Reputation: 17565
I'm working with a static class, which should decide whether or not to log information.
It started with:
public static bool ShouldLog { get; set; } = true;
I decided to use an application setting for this:
public static bool ShouldLog { get; set; } =
ConfigurationManager.AppSettings["ShouldLog"];
This does not work, because ConfigurationManager.AppSettings[]
returns a string, so this needs to be parsed:
public static bool ShouldLog { get; set; } =
Boolean.Parse(ConfigurationManager.AppSettings["ShouldLog"]);
This is also not good, because, when nothing is filled in in the application.config file, this will generated a NullReferenceException
, hence the next attempt:
public static bool ShouldLog { get; set; } =
ConfigurationManager.AppSettings["ShouldLog"] == null ? false :
Boolean.Parse(ConfigurationManager.AppSettings["ShouldLog"]);
This is also not good, because when somebody has entered nonsense into the application.config file, this will generate a TypeInitializationException
exception, so the next attempt:
public static bool ShouldLog { get; set; } =
ConfigurationManager.AppSettings["ShouldLog"] == null ? false :
Boolean.TryParse(ConfigurationManager.AppSettings["ShouldLog"]);
This does also not work, because the signature is not result = TryParse()

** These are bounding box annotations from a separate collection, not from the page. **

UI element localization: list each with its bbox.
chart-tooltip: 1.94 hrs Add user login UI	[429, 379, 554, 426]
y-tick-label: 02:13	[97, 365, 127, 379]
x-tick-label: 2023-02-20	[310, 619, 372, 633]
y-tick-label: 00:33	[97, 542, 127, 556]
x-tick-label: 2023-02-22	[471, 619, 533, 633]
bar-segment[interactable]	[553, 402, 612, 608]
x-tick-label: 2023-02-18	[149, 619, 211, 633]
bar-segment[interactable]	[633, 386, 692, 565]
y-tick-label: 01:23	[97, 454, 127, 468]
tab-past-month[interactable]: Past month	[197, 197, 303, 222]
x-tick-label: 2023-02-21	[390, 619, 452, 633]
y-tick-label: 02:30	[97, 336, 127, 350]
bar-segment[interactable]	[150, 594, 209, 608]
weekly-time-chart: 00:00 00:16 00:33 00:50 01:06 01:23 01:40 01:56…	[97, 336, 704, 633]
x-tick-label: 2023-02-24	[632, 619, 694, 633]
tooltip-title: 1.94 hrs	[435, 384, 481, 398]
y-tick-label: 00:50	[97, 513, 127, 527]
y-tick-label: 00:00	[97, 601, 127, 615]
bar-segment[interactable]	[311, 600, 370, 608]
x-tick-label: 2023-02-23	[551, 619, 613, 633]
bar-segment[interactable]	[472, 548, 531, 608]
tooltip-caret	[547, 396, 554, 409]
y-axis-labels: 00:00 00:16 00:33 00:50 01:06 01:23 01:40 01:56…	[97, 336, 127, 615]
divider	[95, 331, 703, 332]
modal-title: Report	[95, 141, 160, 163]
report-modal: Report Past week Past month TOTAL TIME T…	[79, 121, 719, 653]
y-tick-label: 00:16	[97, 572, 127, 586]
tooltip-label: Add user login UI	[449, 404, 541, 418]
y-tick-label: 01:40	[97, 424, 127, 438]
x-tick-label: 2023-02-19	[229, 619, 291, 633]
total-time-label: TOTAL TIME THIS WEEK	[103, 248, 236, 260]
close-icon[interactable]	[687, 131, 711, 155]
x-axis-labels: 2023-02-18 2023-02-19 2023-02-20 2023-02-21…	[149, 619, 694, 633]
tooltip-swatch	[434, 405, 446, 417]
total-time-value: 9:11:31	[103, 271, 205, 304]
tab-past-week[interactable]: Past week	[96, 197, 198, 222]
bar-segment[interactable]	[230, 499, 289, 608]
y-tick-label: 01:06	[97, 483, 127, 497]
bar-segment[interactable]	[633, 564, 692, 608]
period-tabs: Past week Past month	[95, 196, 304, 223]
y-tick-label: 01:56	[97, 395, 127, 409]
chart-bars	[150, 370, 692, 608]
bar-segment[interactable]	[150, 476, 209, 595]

but TryParse(..., out result)
, so now I'm out of options:
I would like something like:
bool ShouldLog = ...(ConfigurationManager.AppSettings["ShouldLog"]);
Expected result :
true
or false
if application.config
's entry is TRUE
or FALSE
(case insensitive is preferred).false
if application.config
's entry is anything else.false
if application.config
does not contain the expected entry.Upvotes: 2
Views: 296
Reputation: 1503859
Well, to achieve the precise goal of what you're asking, you could use:
public static bool ShouldLog => ConfigurationManager.AppSettings["ShouldLog"]
?.Equals("true", StringComparison.OrdinalIgnoreCase) == true;
However, I'd personally recommend that instead you use an existing, commonly-used logging framework that provided configuration support, instead of rolling your own. That's likely to provide much more flexibility, as well as avoiding reinventing the wheel.